Published: 12-Dec-2023

PulPac welcomes the development of the Packaging and Packaging Waste Directive (PPWR) recently adopted by the European Parliament.

The discussions that now follow between the member states and the European Council are crucial to finding a compromise with sufficient support to pass into legislation.

PulPac encourages all parties to embrace the directive's sustainability core but focus more on a technology agnostic approach for a fair and open market.

This approach fosters competition and innovation, avoiding overly complicated rules with many exceptions. PPWR could, like the SUPD, be a pivotal platform of principals that empowers EU-led innovation, job growth and improved health and safety while driving circularity in the packaging industry.  

“If governments issue too complex regulations on a product level, we see huge risks for suboptimisation. Or worst case, even blocked innovation and lost jobs in an industry that has a turnover of hundreds of millions of tons of materials annually and employs a lot of people," comments Nathalie Bödtker-Lund, Head of Sustainability & Impact at PulPac.

PulPac advocates allowing the market to balance function, cost, and impact for each solution while regulation prohibits dangerous materials.

PulPac also welcomes the PPWR efforts to ban PFAS and BPA for food or water contact. They are chemicals prone to long-term contamination throughout ecosystems with significant health risks.

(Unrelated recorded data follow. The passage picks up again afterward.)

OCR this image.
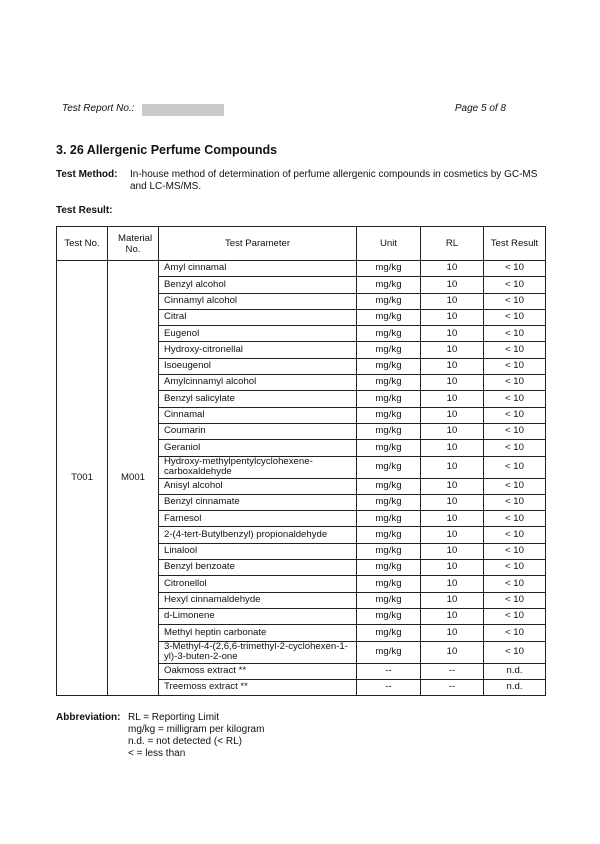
Test Report No.:	Page 5 of 8
3. 26 Allergenic Perfume Compounds
Test Method: In-house method of determination of perfume allergenic compounds in cosmetics by GC-MS and LC-MS/MS.
Test Result:
Test No.	Material No.	Test Parameter	Unit	RL	Test Result
T001	M001	Amyl cinnamal	mg/kg	10	< 10
		Benzyl alcohol	mg/kg	10	< 10
		Cinnamyl alcohol	mg/kg	10	< 10
		Citral	mg/kg	10	< 10
		Eugenol	mg/kg	10	< 10
		Hydroxy-citronellal	mg/kg	10	< 10
		Isoeugenol	mg/kg	10	< 10
		Amylcinnamyl alcohol	mg/kg	10	< 10
		Benzyl salicylate	mg/kg	10	< 10
		Cinnamal	mg/kg	10	< 10
		Coumarin	mg/kg	10	< 10
		Geraniol	mg/kg	10	< 10
		Hydroxy-methylpentylcyclohexene-carboxaldehyde	mg/kg	10	< 10
		Anisyl alcohol	mg/kg	10	< 10
		Benzyl cinnamate	mg/kg	10	< 10
		Farnesol	mg/kg	10	< 10
		2-(4-tert-Butylbenzyl) propionaldehyde	mg/kg	10	< 10
		Linalool	mg/kg	10	< 10
		Benzyl benzoate	mg/kg	10	< 10
		Citronellol	mg/kg	10	< 10
		Hexyl cinnamaldehyde	mg/kg	10	< 10
		d-Limonene	mg/kg	10	< 10
		Methyl heptin carbonate	mg/kg	10	< 10
		3-Methyl-4-(2,6,6-trimethyl-2-cyclohexen-1-yl)-3-buten-2-one	mg/kg	10	< 10
		Oakmoss extract **	--	--	n.d.
		Treemoss extract **	--	--	n.d.
Abbreviation: RL = Reporting Limit
mg/kg = milligram per kilogram
n.d. = not detected (< RL)
< = less than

Fortunately, the packaging industry is pushing for circularity and moving away from non-sustainable chemicals with massive investments into new technology – but the sheer number of packaging solutions and features needed make case-by-case product legislation very challenging.

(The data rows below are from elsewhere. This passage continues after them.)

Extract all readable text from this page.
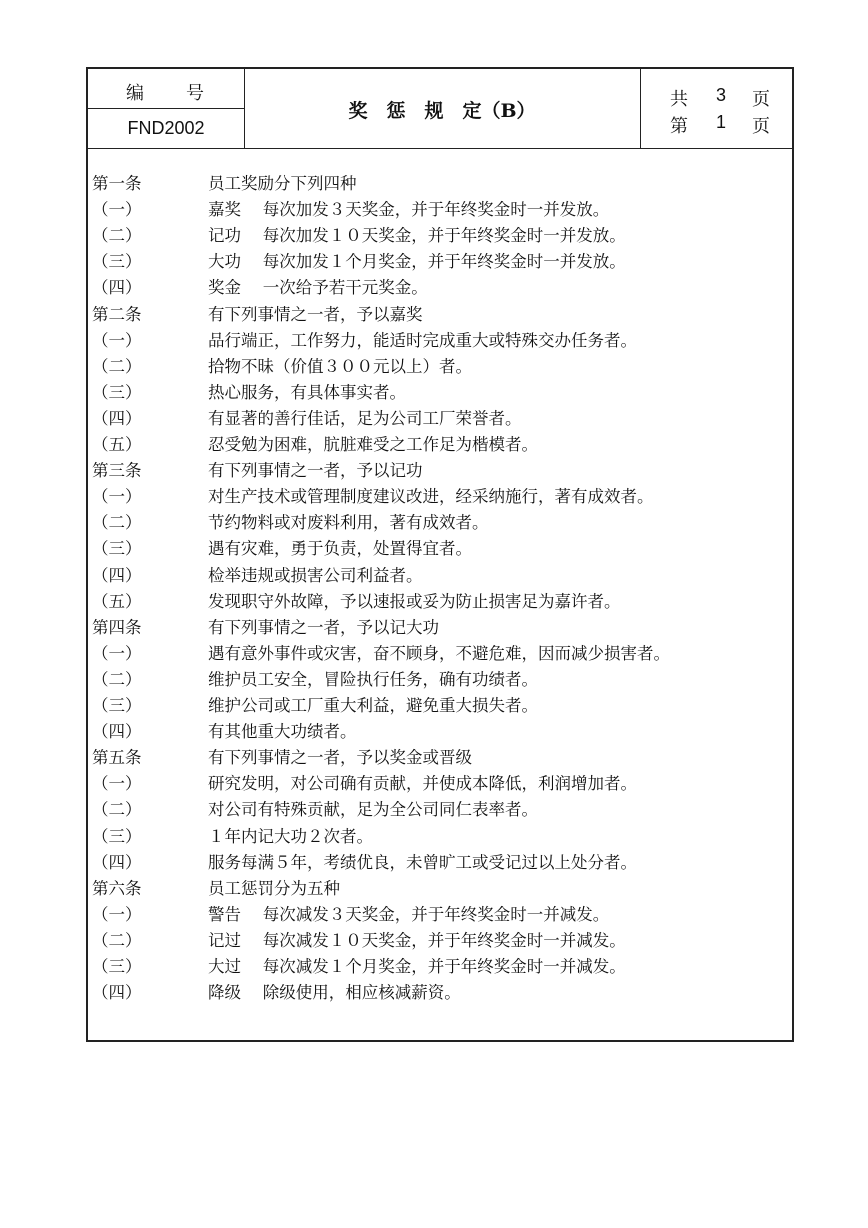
编　　号
FND2002
奖　惩　规　定（B）
共 3 页
第 1 页
第一条	员工奖励分下列四种
（一）	嘉奖　 每次加发３天奖金，并于年终奖金时一并发放。
（二）	记功　 每次加发１０天奖金，并于年终奖金时一并发放。
（三）	大功　 每次加发１个月奖金，并于年终奖金时一并发放。
（四）	奖金　 一次给予若干元奖金。
第二条	有下列事情之一者，予以嘉奖
（一）	品行端正，工作努力，能适时完成重大或特殊交办任务者。
（二）	拾物不昧（价值３００元以上）者。
（三）	热心服务，有具体事实者。
（四）	有显著的善行佳话，足为公司工厂荣誉者。
（五）	忍受勉为困难，肮脏难受之工作足为楷模者。
第三条	有下列事情之一者，予以记功
（一）	对生产技术或管理制度建议改进，经采纳施行，著有成效者。
（二）	节约物料或对废料利用，著有成效者。
（三）	遇有灾难，勇于负责，处置得宜者。
（四）	检举违规或损害公司利益者。
（五）	发现职守外故障，予以速报或妥为防止损害足为嘉许者。
第四条	有下列事情之一者，予以记大功
（一）	遇有意外事件或灾害，奋不顾身，不避危难，因而减少损害者。
（二）	维护员工安全，冒险执行任务，确有功绩者。
（三）	维护公司或工厂重大利益，避免重大损失者。
（四）	有其他重大功绩者。
第五条	有下列事情之一者，予以奖金或晋级
（一）	研究发明，对公司确有贡献，并使成本降低，利润增加者。
（二）	对公司有特殊贡献，足为全公司同仁表率者。
（三）	１年内记大功２次者。
（四）	服务每满５年，考绩优良，未曾旷工或受记过以上处分者。
第六条	员工惩罚分为五种
（一）	警告　 每次减发３天奖金，并于年终奖金时一并减发。
（二）	记过　 每次减发１０天奖金，并于年终奖金时一并减发。
（三）	大过　 每次减发１个月奖金，并于年终奖金时一并减发。
（四）	降级　 除级使用，相应核减薪资。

“Especially in convenience products and food packaging, we see that recycling of renewable fibres has a systemic benefit over often fossil based-plastic reuse items in terms of achieving cost efficiency, good hygiene, and product shelf life at a low impact."

"Recycled fibre packaging uses existing infrastructure for paper waste and the environmental gains from replacing single-use plastic, such as a lower CO2 footprint."

"The reuse can model a great compliment to convenience but remains unproven on a macro scale, and it remains unclear how many times a consumer needs to reuse for the systems to work,” continues Nathalie Bödtker-Lund

PulPac looks forward to contributing to positive legislative outcomes, spearheading sustainability in packaging via innovation and ensuring a technology agnostic approach for fair competition that aligns with environmental goals while addressing the dynamic needs of industries’ and consumers’ best interests.